Seine genetische Programmierung und die Prozesse , die in seinem Körper ablaufen , reichen völlig aus .
Und auch wenn du mich als Reduktionist bezeichnest *g* :
Ich denke schon , daß die geistige Realität der Menschen vollständig auf das Physische zurückführbar ist . Eigentlich ist es nur ein evolutionär hervorgebrachtes Instrument , welches dem Überleben dient , und gar nicht in erster Linie zum Erkenntnisgewinn taugt .
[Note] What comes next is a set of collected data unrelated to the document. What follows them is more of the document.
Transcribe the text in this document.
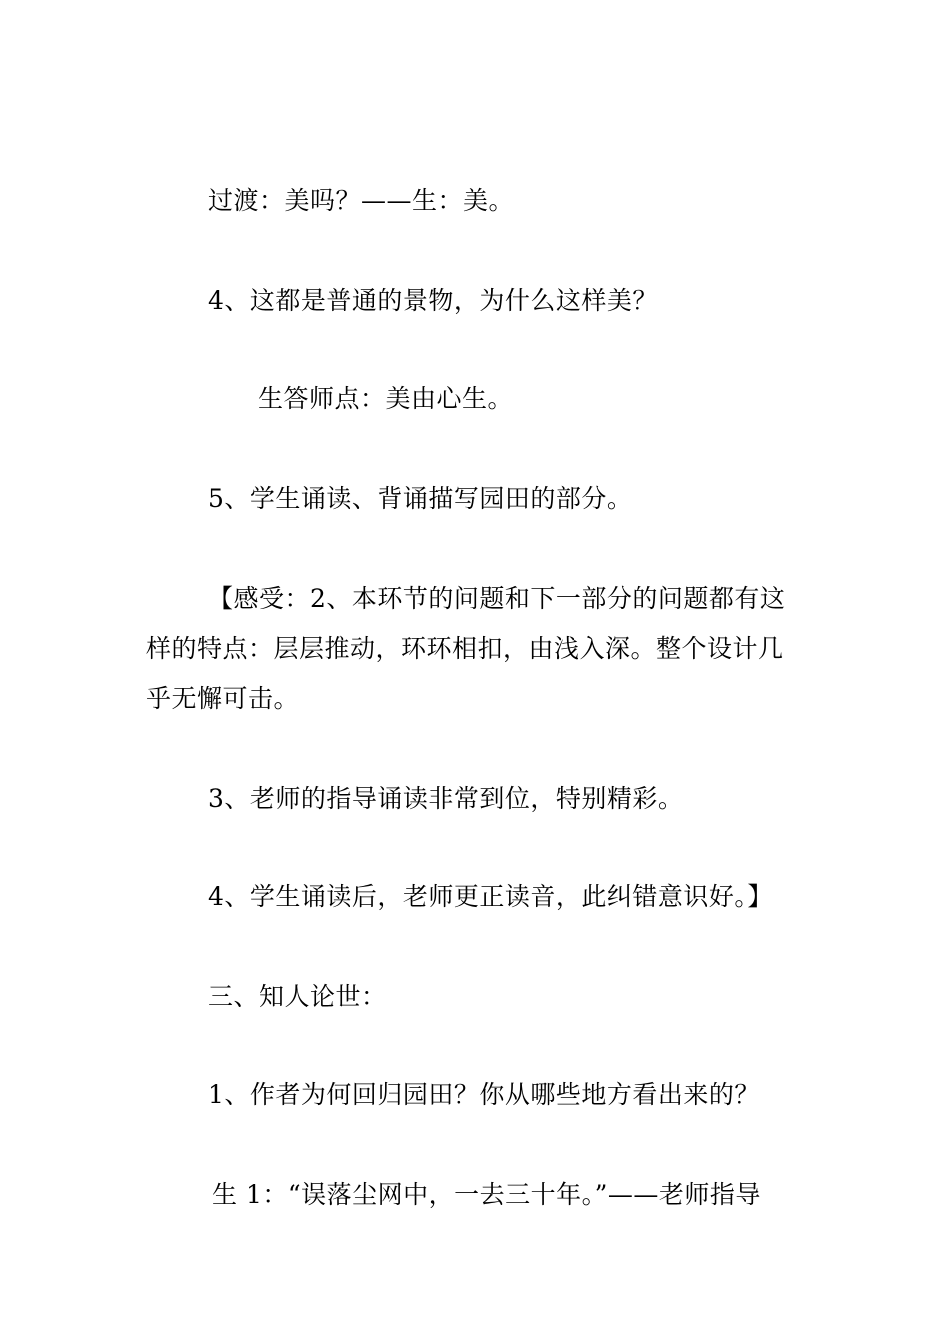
过渡：美吗？——生：美。
4、这都是普通的景物，为什么这样美？
生答师点：美由心生。
5、学生诵读、背诵描写园田的部分。
【感受：2、本环节的问题和下一部分的问题都有这
样的特点：层层推动，环环相扣，由浅入深。整个设计几
乎无懈可击。
3、老师的指导诵读非常到位，特别精彩。
4、学生诵读后，老师更正读音，此纠错意识好。】
三、知人论世：
1、作者为何回归园田？你从哪些地方看出来的？
生 1：“误落尘网中，一去三十年。”——老师指导
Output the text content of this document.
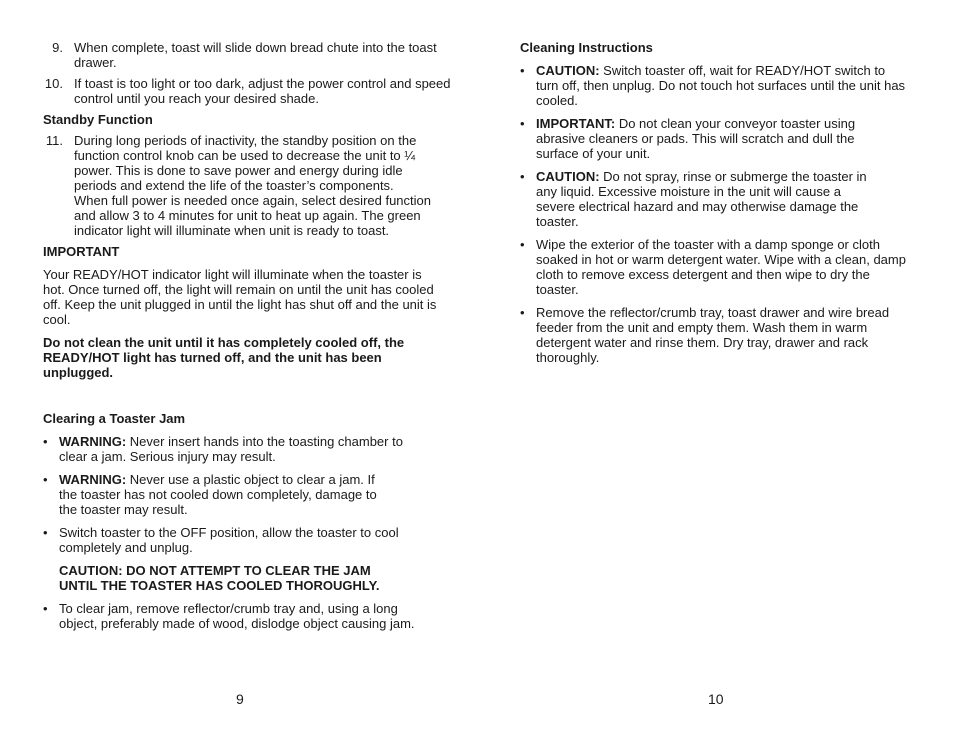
9. When complete, toast will slide down bread chute into the toast drawer.

10. If toast is too light or too dark, adjust the power control and speed control until you reach your desired shade.

Standby Function

11. During long periods of inactivity, the standby position on the function control knob can be used to decrease the unit to ¼ power. This is done to save power and energy during idle periods and extend the life of the toaster’s components. When full power is needed once again, select desired function and allow 3 to 4 minutes for unit to heat up again. The green indicator light will illuminate when unit is ready to toast.

IMPORTANT

Your READY/HOT indicator light will illuminate when the toaster is hot. Once turned off, the light will remain on until the unit has cooled off. Keep the unit plugged in until the light has shut off and the unit is cool.

Do not clean the unit until it has completely cooled off, the READY/HOT light has turned off, and the unit has been unplugged.

Clearing a Toaster Jam

• WARNING: Never insert hands into the toasting chamber to clear a jam. Serious injury may result.

• WARNING: Never use a plastic object to clear a jam. If the toaster has not cooled down completely, damage to the toaster may result.

• Switch toaster to the OFF position, allow the toaster to cool completely and unplug.

CAUTION: DO NOT ATTEMPT TO CLEAR THE JAM UNTIL THE TOASTER HAS COOLED THOROUGHLY.

• To clear jam, remove reflector/crumb tray and, using a long object, preferably made of wood, dislodge object causing jam.

Cleaning Instructions

• CAUTION: Switch toaster off, wait for READY/HOT switch to turn off, then unplug. Do not touch hot surfaces until the unit has cooled.

• IMPORTANT: Do not clean your conveyor toaster using abrasive cleaners or pads. This will scratch and dull the surface of your unit.

• CAUTION: Do not spray, rinse or submerge the toaster in any liquid. Excessive moisture in the unit will cause a severe electrical hazard and may otherwise damage the toaster.

• Wipe the exterior of the toaster with a damp sponge or cloth soaked in hot or warm detergent water. Wipe with a clean, damp cloth to remove excess detergent and then wipe to dry the toaster.

• Remove the reflector/crumb tray, toast drawer and wire bread feeder from the unit and empty them. Wash them in warm detergent water and rinse them. Dry tray, drawer and rack thoroughly.

9	10
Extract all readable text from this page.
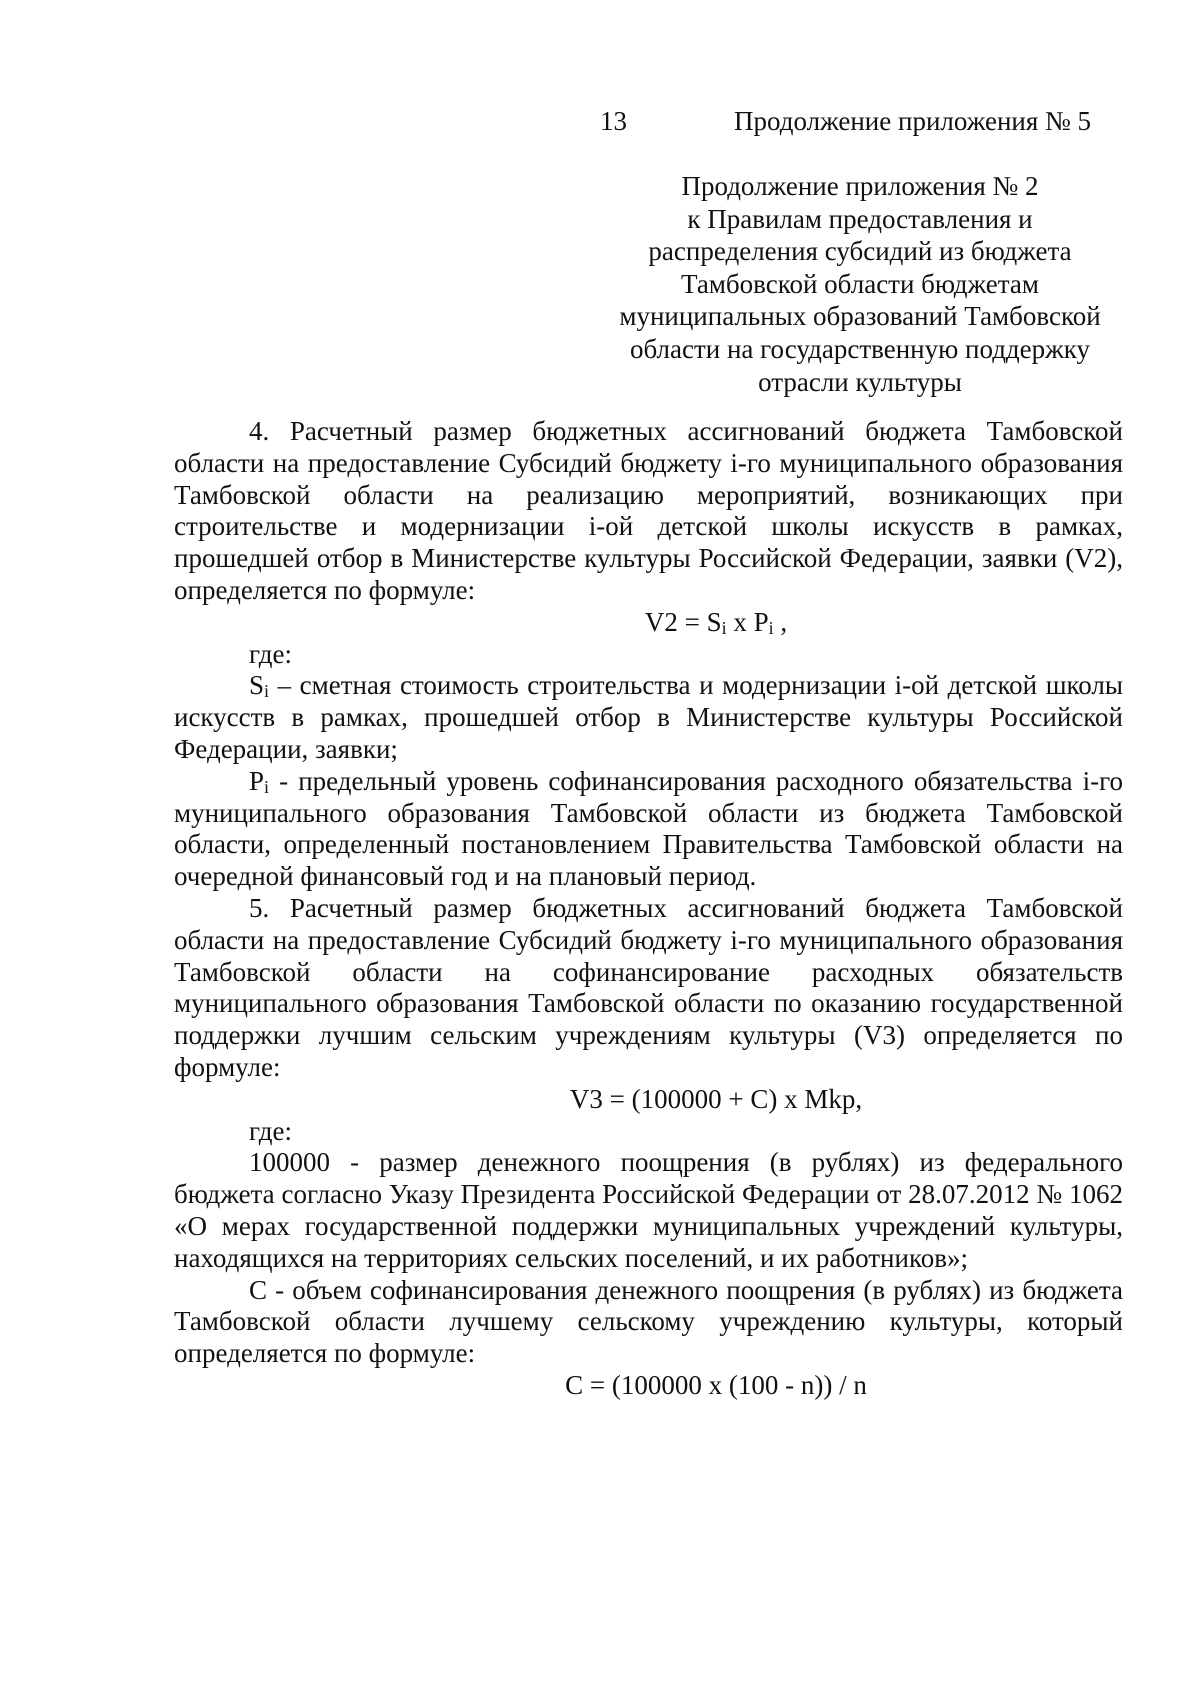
13	Продолжение приложения № 5
Продолжение приложения № 2
к Правилам предоставления и
распределения субсидий из бюджета
Тамбовской области бюджетам
муниципальных образований Тамбовской
области на государственную поддержку
отрасли культуры

4. Расчетный размер бюджетных ассигнований бюджета Тамбовской области на предоставление Субсидий бюджету i-го муниципального образования Тамбовской области на реализацию мероприятий, возникающих при строительстве и модернизации i-ой детской школы искусств в рамках, прошедшей отбор в Министерстве культуры Российской Федерации, заявки (V2), определяется по формуле:

$V2 = S_i$ x $P_i$ ,

где:

$S_i$ – сметная стоимость строительства и модернизации i-ой детской школы искусств в рамках, прошедшей отбор в Министерстве культуры Российской Федерации, заявки;

$P_i$ - предельный уровень софинансирования расходного обязательства i-го муниципального образования Тамбовской области из бюджета Тамбовской области, определенный постановлением Правительства Тамбовской области на очередной финансовый год и на плановый период.

5. Расчетный размер бюджетных ассигнований бюджета Тамбовской области на предоставление Субсидий бюджету i-го муниципального образования Тамбовской области на софинансирование расходных обязательств муниципального образования Тамбовской области по оказанию государственной поддержки лучшим сельским учреждениям культуры (V3) определяется по формуле:

V3 = (100000 + C) x Mkp,

где:

100000 - размер денежного поощрения (в рублях) из федерального бюджета согласно Указу Президента Российской Федерации от 28.07.2012 № 1062 «О мерах государственной поддержки муниципальных учреждений культуры, находящихся на территориях сельских поселений, и их работников»;

C - объем софинансирования денежного поощрения (в рублях) из бюджета Тамбовской области лучшему сельскому учреждению культуры, который определяется по формуле:

C = (100000 x (100 - n)) / n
Wenn Menschen also dieses Instrument benutzen - sprich : Kultur erzeugen oder eben "die geistige Schöpfung" - dann tun sie dies , um sich selbst eine Position in der Welt zu geben und von dieser aus ihr Leben zu gestalten .
Die geistige , kulturelle oder eben religiöse Realität hat allerdings nur Gültigkeit bei den "Mitspielern" , die sich zum jeweiligen Weltbild bekennen , und hat nur soviel Anspruch auf "Wirklichkeit" , wie es sich als "Landkarte" , "Wegweiser" oder "Leitbild" nützlich erweist .
In Sachen "Wertigkeit" im Bezug auf Wirklichkeitsanspruch sehe ich die philosophisch-religiöse Wirklichkeit - ja auch das menschliche Bewusstsein selbst - deshalb eindeutig "unter" der physikalischen .
Mit Aussagen wie der , daß es Realität nur da gibt , wo der Mensch sie erkennt und beschreibt , kann ich nichts anfangen .
Es gab den Menschen schon bevor er zu denken begann .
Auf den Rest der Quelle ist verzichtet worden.